As the grim reality of life under siege in Tigray was making international headlines, an investigation by the Globe and Mail revealed that representatives of two Canadian mining companies keen on securing rights to Tigrayan gold mines were jostling to secure Ethiopian mining licenses with the implicit support of the Canadian government.
John Babcock, a spokesman for Global Affairs Canada, confirmed to the newspaper that Canadian mining entities with interests in Tigray had received assistance of some form from Canada’s trade commissioner service.
Global Affairs Canada has invested in enhancing Ethiopia’s mining sector, with a six-year $15 million program being launched in tandem with Ethiopia’s Ministry of Mines and Petroleum in April 2016.
In 2020, the program’s mandate was extended until the fall of 2022. There are no indications that Canada ever sought to review a program that has it collaborate with a government accused of a litany of abuses that outnumber those carried out by Russian forces in Ukraine.
Last June, a deleted Canadian Embassy in Ethiopia tweet revealed that its ambassador Stephane Jobin met with Ethiopia’s mining and petroleum minister Takele Uma to “discuss the potential for further mining investments when conditions allow.”
The tweet was deleted to avoid further backlash, but screenshots have made the rounds. Months later, Tigrayans in Ottawa held a demonstration denouncing, among other things, the pursuit of commercial interests in a region ravaged by brutal atrocities.

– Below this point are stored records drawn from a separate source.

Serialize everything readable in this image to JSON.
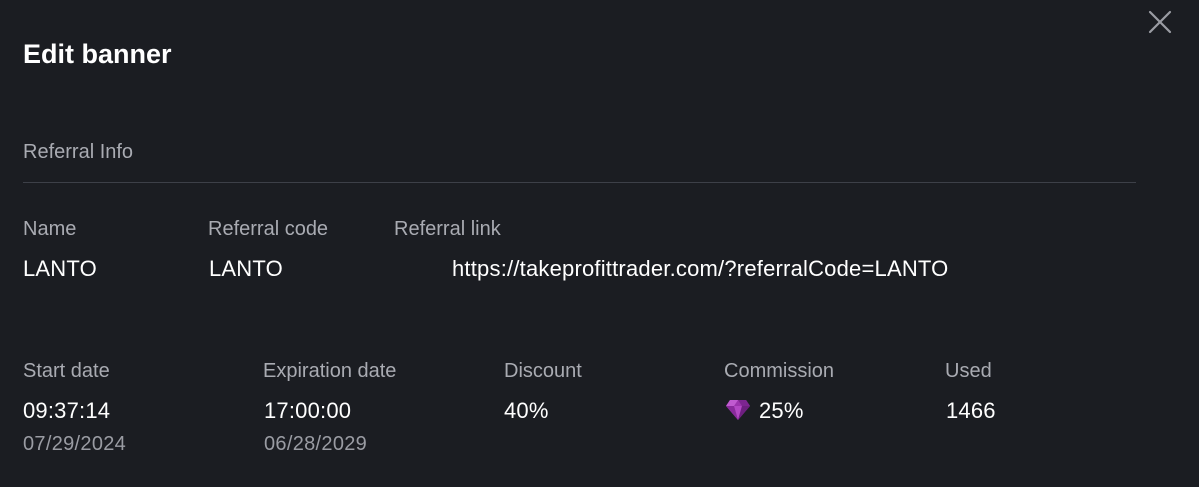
{
  "modal": {
    "title": "Edit banner",
    "close_icon": "close-icon"
  },
  "referral_info": {
    "section_title": "Referral Info",
    "name": {
      "label": "Name",
      "value": "LANTO"
    },
    "referral_code": {
      "label": "Referral code",
      "value": "LANTO"
    },
    "referral_link": {
      "label": "Referral link",
      "value": "https://takeprofittrader.com/?referralCode=LANTO"
    }
  },
  "details": {
    "start_date": {
      "label": "Start date",
      "time": "09:37:14",
      "date": "07/29/2024"
    },
    "expiration_date": {
      "label": "Expiration date",
      "time": "17:00:00",
      "date": "06/28/2029"
    },
    "discount": {
      "label": "Discount",
      "value": "40%"
    },
    "commission": {
      "label": "Commission",
      "value": "25%",
      "icon": "gem-icon",
      "icon_color": "#a23bb0"
    },
    "used": {
      "label": "Used",
      "value": "1466"
    }
  },
  "colors": {
    "background": "#1b1d22",
    "label": "#a9abb2",
    "value": "#ffffff",
    "divider": "#3d4048"
  }
}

Despite the lenient approach, Canada was among UN Human Rights Council member states which voted in favour of an EU-tabled resolution ordering an independent probe of abuses in Ethiopia’s civil war. The resolution was passed, much to the chagrin of Ethiopia’s government, which has denounced it and vowed not to cooperate with investigators.
The move hasn’t impacted relations between the countries’ leaders who spoke on Wednesday in a call that largely mirrored previous conversations, at least according to the official Canadian government readout.
Dr. Getachew Assefa, a Professor of Sustainable Design at the University of Calgary, hosts the UMD Ethiopian panel discussion show where guests dissect Ethiopian current affairs, including the ongoing civil war. Of Tigrayan descent himself, Dr. Getachew said that while he felt that Canada’s softer, lukewarm stance on Tigray was “un-Canadian,” the political and diplomatic effort Canada has put in to oppose the Russian aggression left him speechless.
“I honestly feel that despite the rhetoric, Canada’s inaction regarding the unspeakable atrocities committed against millions of innocent people, including women and children, leaves me feeling that for Ottawa, not all lives matter,” he explained.
“The ‘feminist foreign policy’ is but a paper tiger if Canada fails to act when tens of thousands of women in Tigray have been subjected to weaponized rape,” he said. “I’m dumbfounded by Canada’s not doing the right thing when it mattered most.”